5 Steps to Bring Threat Intelligence into Your Third-Party Risk Program
by Raven Agape
Threat Intelligence is all the rage, but to actually (and effectively) integrate it into our third-party risk program we need understanding and strategy.
According to Gartner: “Threat intelligence is evidence-based knowledge, including context, mechanisms, indicators, implications and actionable advice, about an existing or emerging menace or hazard to assets that can be used to inform decisions regarding the subject’s response to that menace or hazard.”
A good third-party risk program needs to incorporate threat intelligence that covers the various industries of their third parties. The detailed threat information can then be used to map out hacker workflows (kill chains) for identified attack scenarios. We use this analysis to identify security controls that can disrupt and stop those attacks both within our company and, critically, across our third-party portfolio.
Related: How To Optimize Your Existing Third-Party Cyber Risk Management Program
To implement such a strategy encompasses more than just accumulating information and new tools, we need to do some legwork! We need to understand inherent risk and how that risk impacts our third party’s security. Then we need to do an assessment of our third parties to identify gaps in their security control implementation.
Next, we need to prioritize those gaps, not only in relation to each third party, but also across our entire third-party ecosystem. Then of course we need to have a mitigation strategy to secure the gaps we have discovered, and finally we need to continuously monitor and update everything in relationship to the current threat landscape. Whew! That’s a pretty tall order, let’s see if we can break it down into actionable steps.
5 Steps To Bring Threat Intelligence Into Your Third-Party Risk Program
1. Understanding inherent risk
Threats happen within a particular context that includes the industry the third party is in and the type of business activity that they provide to you. Different categories of attacks occur more frequently depending on the industry.

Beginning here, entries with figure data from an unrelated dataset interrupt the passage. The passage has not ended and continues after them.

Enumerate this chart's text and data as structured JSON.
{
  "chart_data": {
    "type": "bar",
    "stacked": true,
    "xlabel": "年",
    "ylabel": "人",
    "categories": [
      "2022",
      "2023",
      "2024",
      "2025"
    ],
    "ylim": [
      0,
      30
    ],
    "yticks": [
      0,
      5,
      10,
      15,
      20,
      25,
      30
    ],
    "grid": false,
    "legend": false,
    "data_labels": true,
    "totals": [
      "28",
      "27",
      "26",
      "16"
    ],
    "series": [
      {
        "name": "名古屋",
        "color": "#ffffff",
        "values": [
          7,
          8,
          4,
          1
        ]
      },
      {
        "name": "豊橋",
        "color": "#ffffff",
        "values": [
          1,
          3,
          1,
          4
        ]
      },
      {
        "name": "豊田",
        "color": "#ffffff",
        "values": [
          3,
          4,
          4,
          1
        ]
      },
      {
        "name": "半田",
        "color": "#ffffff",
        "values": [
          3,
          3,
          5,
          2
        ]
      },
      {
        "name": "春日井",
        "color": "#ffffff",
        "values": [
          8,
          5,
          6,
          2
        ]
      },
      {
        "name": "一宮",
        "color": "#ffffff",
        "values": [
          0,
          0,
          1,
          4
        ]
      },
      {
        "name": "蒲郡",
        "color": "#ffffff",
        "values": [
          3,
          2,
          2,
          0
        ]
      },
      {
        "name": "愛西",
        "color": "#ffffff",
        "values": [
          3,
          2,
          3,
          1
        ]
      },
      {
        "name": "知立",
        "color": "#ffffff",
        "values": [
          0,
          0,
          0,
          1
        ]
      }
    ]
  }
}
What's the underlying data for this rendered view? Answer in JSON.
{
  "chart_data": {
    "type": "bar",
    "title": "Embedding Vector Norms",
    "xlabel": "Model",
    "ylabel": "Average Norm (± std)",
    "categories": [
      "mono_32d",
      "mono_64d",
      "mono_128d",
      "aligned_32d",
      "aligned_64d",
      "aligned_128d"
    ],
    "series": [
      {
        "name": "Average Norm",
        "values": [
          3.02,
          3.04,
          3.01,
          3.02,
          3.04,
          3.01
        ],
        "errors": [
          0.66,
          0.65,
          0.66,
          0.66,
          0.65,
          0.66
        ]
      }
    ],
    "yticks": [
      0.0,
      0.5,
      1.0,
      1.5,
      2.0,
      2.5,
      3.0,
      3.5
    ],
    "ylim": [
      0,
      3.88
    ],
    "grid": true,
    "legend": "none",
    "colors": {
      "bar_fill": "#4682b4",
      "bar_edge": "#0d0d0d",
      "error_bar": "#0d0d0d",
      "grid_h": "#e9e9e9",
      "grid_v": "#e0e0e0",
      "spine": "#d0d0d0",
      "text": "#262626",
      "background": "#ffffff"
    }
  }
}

Developing an understanding of whether your third party’s industry is more susceptible to data loss, disruptive, destructive or fraud attacks helps greatly in analyzing the actual risks associated with doing business with them. The same is true of specific types of business activity. For instance, a company that holds 100,000 protected health information records for you poses much more risk if they are breached than a company that just hosts your public facing web pages. Gauging how much network access a third party has to your systems, the type of data they store for you, and how many business-critical applications they host for you is important work that needs to be considered in developing “intelligence” in regard to how we incorporate threat information.
2. Identify the gaps
Another key element to bringing threat information into your third-party risk program is doing the assessments necessary to identify gaps in your third party’s security posture. It is important to employ an assessment that measures a broad range of security controls to understand the coverage and effectiveness of your third party’s cyber security program. At this stage we can take our strategy from “intelligence” to brilliance by also testing the controls against known attack strategies (kill chains) to see which of the critical controls may have a weakness and need some type of mitigation.
3. Prioritize the gaps
To usefully include threat data in our program we need to prioritize the security gaps we found by doing assessments. It is important to know that no system is a 100% secure, so identifying which gaps pose the most risk is critical in working on mitigation plans to fix the gaps. Security control assessments can be combined with our discoveries from analyzing inherent risk to identify security gaps that are in direct relationship to immediate threats and attack scenarios. Prioritization needs to occur not just at the level of one third party’s security posture but across your entire third-party ecosystem.
4. Minding the gaps
Assessments are terrific, but if action isn’t taken on the results then we won’t really make any progress in defending against current threats! Requiring some sort of mitigation of high-risk security gaps in your third parties is the key to lowering the risk they represent to your business. The best way forward is to treat those high-risk gaps as conversation starters, rather than punishment points. The third party may have a compensating control in place, or already have a plan to mitigate the gap. Bringing each gap up for discussion allows for both a fuller understanding of how each area of security is handled by the third party and an opportunity to discuss how to improve the overall security posture of your business relationship. In some cases, the mitigation is for your own business to improve or rely more heavily on its own security controls to compensate for gaps in a third party.
5. Continuous monitoring
Letting stale intelligence dictate our security posture is not particularly clever! It is important to stay up to date with inherent risk and current security gaps in relationship to current threat intelligence. Capturing some sort of current threat feed allows us to stay abreast of changes in attack strategies, number and severity of attacks in our third party’s industries, and new attacks that are having big impacts in the world. Regularly reviewing our third party’s security control’s implementation in relationship to new and changing threats is essential for an effective third party risk management program.
Incorporating current threat intel into these five steps is critical to building and maintaining an effective third-party risk program. In further articles we will address some current threats and break down security control combinations that will keep them at bay.